Imperturbable, Ha Nei reprit :
— Mon âge et mon statut social me désignent comme candidate potentielle. Je risque d’être appelée à concourir. Je ne pense pas être retenue pour devenir épouse principale, mais il est possible que le duc veuille constituer un harem à son petit-fils. J’ai… d’autres ambitions… que celle de devenir l’épouse secondaire de qui que soit. Je pourrais me saboter, mais ce serait un préjudice trop grand à ma famille. Idéalement, il faudrait que quelqu’un puisse convaincre la maison ducale que l’uniforme me va mieux que la robe de mariée. Si tu as l’opportunité d’être cette personne, je te serais reconnaissante d’essayer.
Yue savait que le duc aimait passionnément l’uniforme, ce qui lui valait d’avoir été pratiquement reconnut par lui, aussi les arguments d’Ha Nei risquaient de la desservir plus qu’autre chose.
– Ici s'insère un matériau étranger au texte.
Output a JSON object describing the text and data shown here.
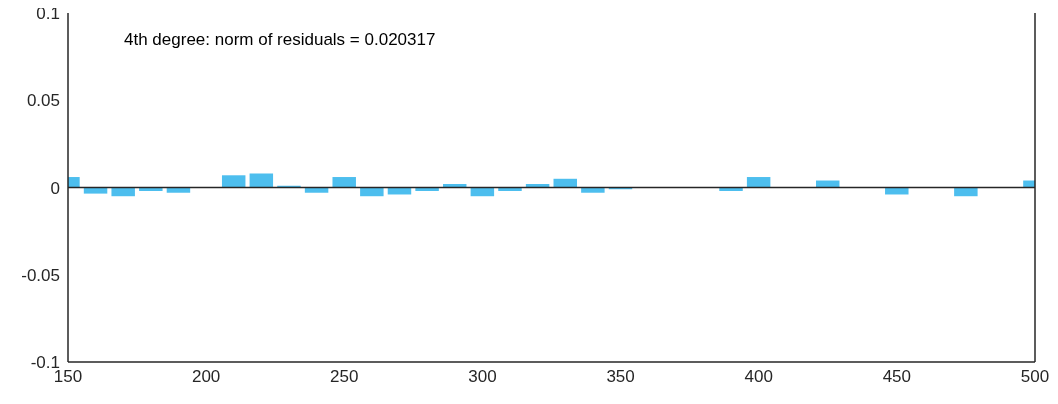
{
  "chart_data": {
    "type": "bar",
    "annotations": [
      "4th degree: norm of residuals = 0.020317"
    ],
    "x": [
      150,
      160,
      170,
      180,
      190,
      200,
      210,
      220,
      230,
      240,
      250,
      260,
      270,
      280,
      290,
      300,
      310,
      320,
      330,
      340,
      350,
      360,
      370,
      380,
      390,
      400,
      425,
      450,
      475,
      500
    ],
    "values": [
      0.006,
      -0.0035,
      -0.005,
      -0.002,
      -0.003,
      0,
      0.007,
      0.008,
      0.001,
      -0.003,
      0.006,
      -0.005,
      -0.004,
      -0.002,
      0.002,
      -0.005,
      -0.002,
      0.002,
      0.005,
      -0.003,
      -0.001,
      null,
      null,
      null,
      -0.002,
      0.006,
      0.004,
      -0.004,
      -0.005,
      0.004
    ],
    "color": "#4dbeee",
    "xlim": [
      150,
      500
    ],
    "xticks": [
      150,
      200,
      250,
      300,
      350,
      400,
      450,
      500
    ],
    "ylim": [
      -0.1,
      0.1
    ],
    "yticks": [
      -0.1,
      -0.05,
      0,
      0.05,
      0.1
    ],
    "ref_lines": [
      {
        "axis": "y",
        "value": 0,
        "color": "#262626"
      }
    ],
    "grid": false,
    "legend": false
  }
}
Hélas, Yue ne tenait pas à perdre plus de temps sur son palier et ne s’attarda pas sur la question.
— J’ai pas assez d’influence pour convaincre qui que soit. Personne me demande mon avis sur rien.
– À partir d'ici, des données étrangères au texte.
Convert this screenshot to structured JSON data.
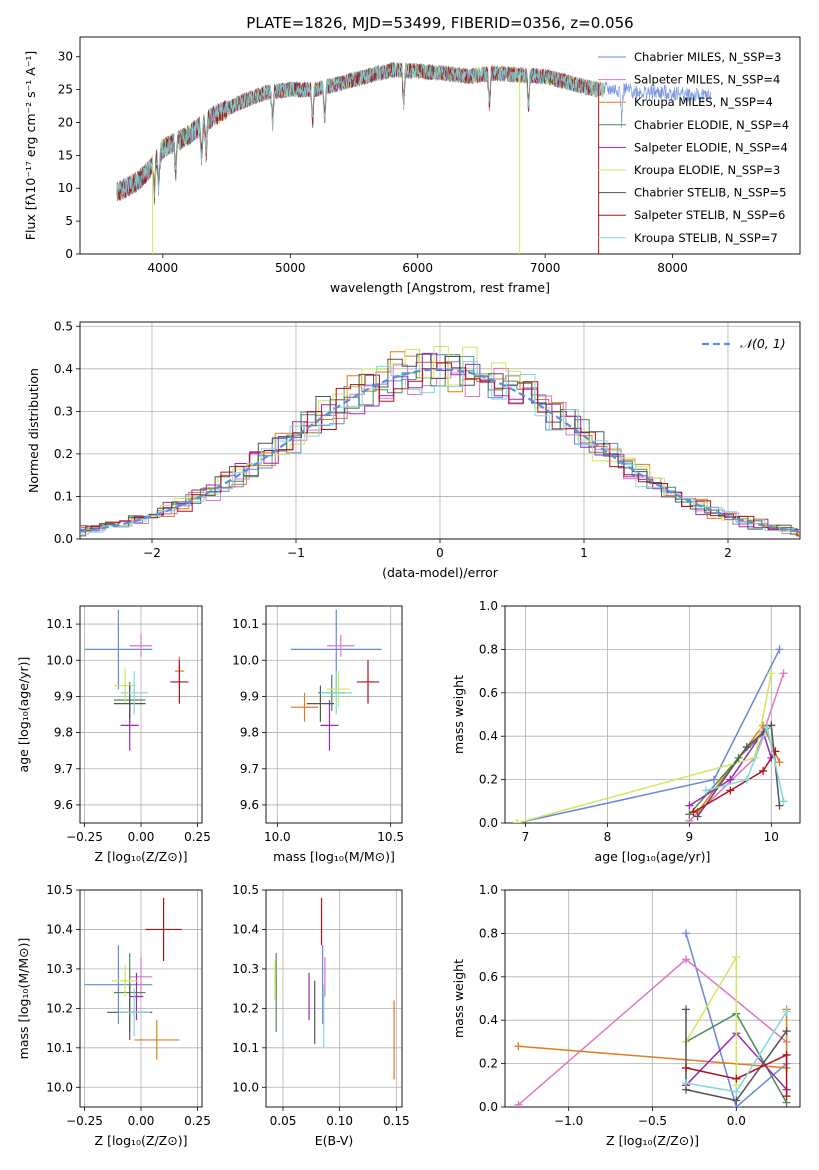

— Je te demande seulement d’essayer si l’occasion se présente. S’il te plait.
Yue accepta, se figurant que cela ne lui couterait rien, tout en lui permettant d’accéder à sa chambre plus vite.
— Super, conclut Ethalix en bondissant lestement de son perchoir. On peut y aller ? Klalade va nous trucider si on est encore en retard.
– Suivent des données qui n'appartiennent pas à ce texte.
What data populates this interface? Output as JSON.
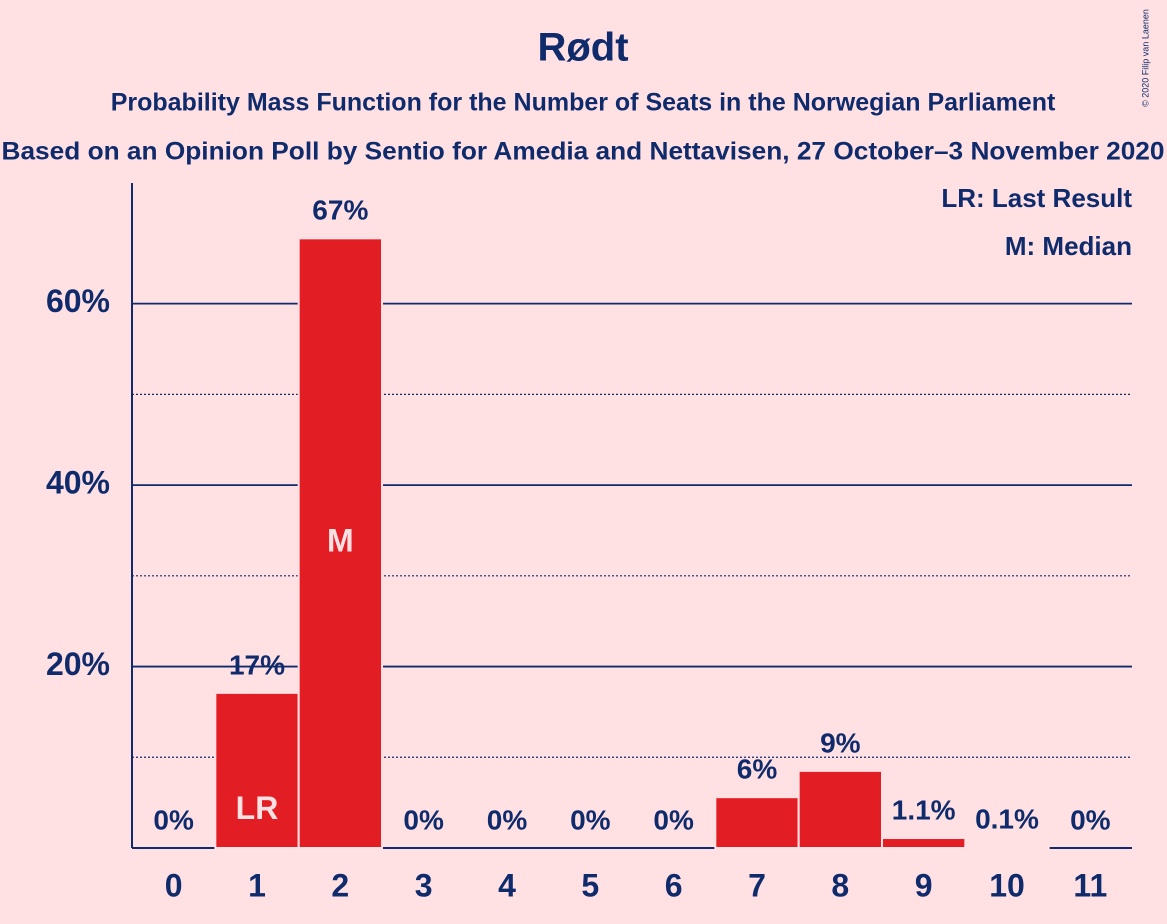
{
  "chart_data": {
    "type": "bar",
    "title": "Rødt",
    "subtitle": "Probability Mass Function for the Number of Seats in the Norwegian Parliament",
    "subtitle2": "Based on an Opinion Poll by Sentio for Amedia and Nettavisen, 27 October–3 November 2020",
    "copyright": "© 2020 Filip van Laenen",
    "categories": [
      "0",
      "1",
      "2",
      "3",
      "4",
      "5",
      "6",
      "7",
      "8",
      "9",
      "10",
      "11"
    ],
    "values": [
      0,
      17.1,
      67.2,
      0,
      0,
      0,
      0,
      5.6,
      8.5,
      1.1,
      0.1,
      0
    ],
    "value_labels": [
      "0%",
      "17%",
      "67%",
      "0%",
      "0%",
      "0%",
      "0%",
      "6%",
      "9%",
      "1.1%",
      "0.1%",
      "0%"
    ],
    "bar_labels": [
      null,
      "LR",
      "M",
      null,
      null,
      null,
      null,
      null,
      null,
      null,
      null,
      null
    ],
    "legend": [
      "LR: Last Result",
      "M: Median"
    ],
    "color": "#e31d24",
    "ylim": [
      0,
      73.3
    ],
    "yticks": [
      {
        "value": 20,
        "label": "20%"
      },
      {
        "value": 40,
        "label": "40%"
      },
      {
        "value": 60,
        "label": "60%"
      }
    ],
    "minor_yticks": [
      10,
      30,
      50
    ],
    "grid": true
  }
}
Sans attendre d’approbation, elle ouvrit la voie vers les étages inférieurs.
— Je voulais te parler d’autre chose, reprit Ha Nei une fois Ethalix hors de vue. J’ai entendu… des rumeurs, en ville. Il me semble que ton nom est mêlé à une histoire désagréable. Tu devrais t’en inquiéter. L’Ordre n’aime pas les scandales.
Yue se renfrogna derechef. Son ancien tuteur l’avait suffisamment prévenue contre les dangers d’une mauvaise réputation pour que la confidence d’Ha Nei l’alarmât.
— Qu’est-ce que tu as entendu ?
— La servante de ma mère m’a parlé d’une scène étrange dans un magasin de vêtements. Tout serait parti de là. Les détails m’échappent, mais les grandes lignes t’accusent de profiter de la faiblesse d’une jeune dame malade pour l’intimider et lui extorquer des faveurs.
Ce disant, Ha Nei baissa les yeux sur le paquet que portait Yue, presqu’involontairement. Yue la soupçonna de croire à ce qu’elle lui rapportait, au moins un peu et en fut moins vexée qu’affligée.
— Qui m’accuse, au juste ?
— Aucune idée. Tu sais tout ce que je sais. Je ne devrais pas ébruiter ce genre de ragots, mais j’ai pensé qu’il valait mieux que tu sois au courant. Je n’en ai parlé à personne d’autre et j’ai rappelé à nos domestiques de ne pas être indiscrets mais cela ne suffira pas.
Yue se sentit partagée par le comportement d’Ha Nei, entre méfiance et sympathie. Beaucoup de jugement émanait d’elle, mais aussi une certaine respectabilité. Cette authenticité et cette force de caractère aurait put lui plaire en d’autres circonstance.
— Ha Nei ! héla Ethalix depuis la cour.
Sa silhouette s’agitait en amples geste impatientés.
— Je dois y aller, se résigné l’interpellée. Bon courage pour demain.
Ce mot d’au revoir rappela à Yue ses révisions interrompues et l’imminence des épreuves qui les motivait. Contrairement à beaucoup d’aspirants, elle appréhendait les écrits beaucoup plus que le vol, le tir et les parcours d’aptitudes physiques. Les duels risquaient de lui poser problèmes selon l’adversaire mais rien ne risquait de la faire échouait autant que ses lacunes académiques. À côté de ça, les rumeurs pouvaient attendre.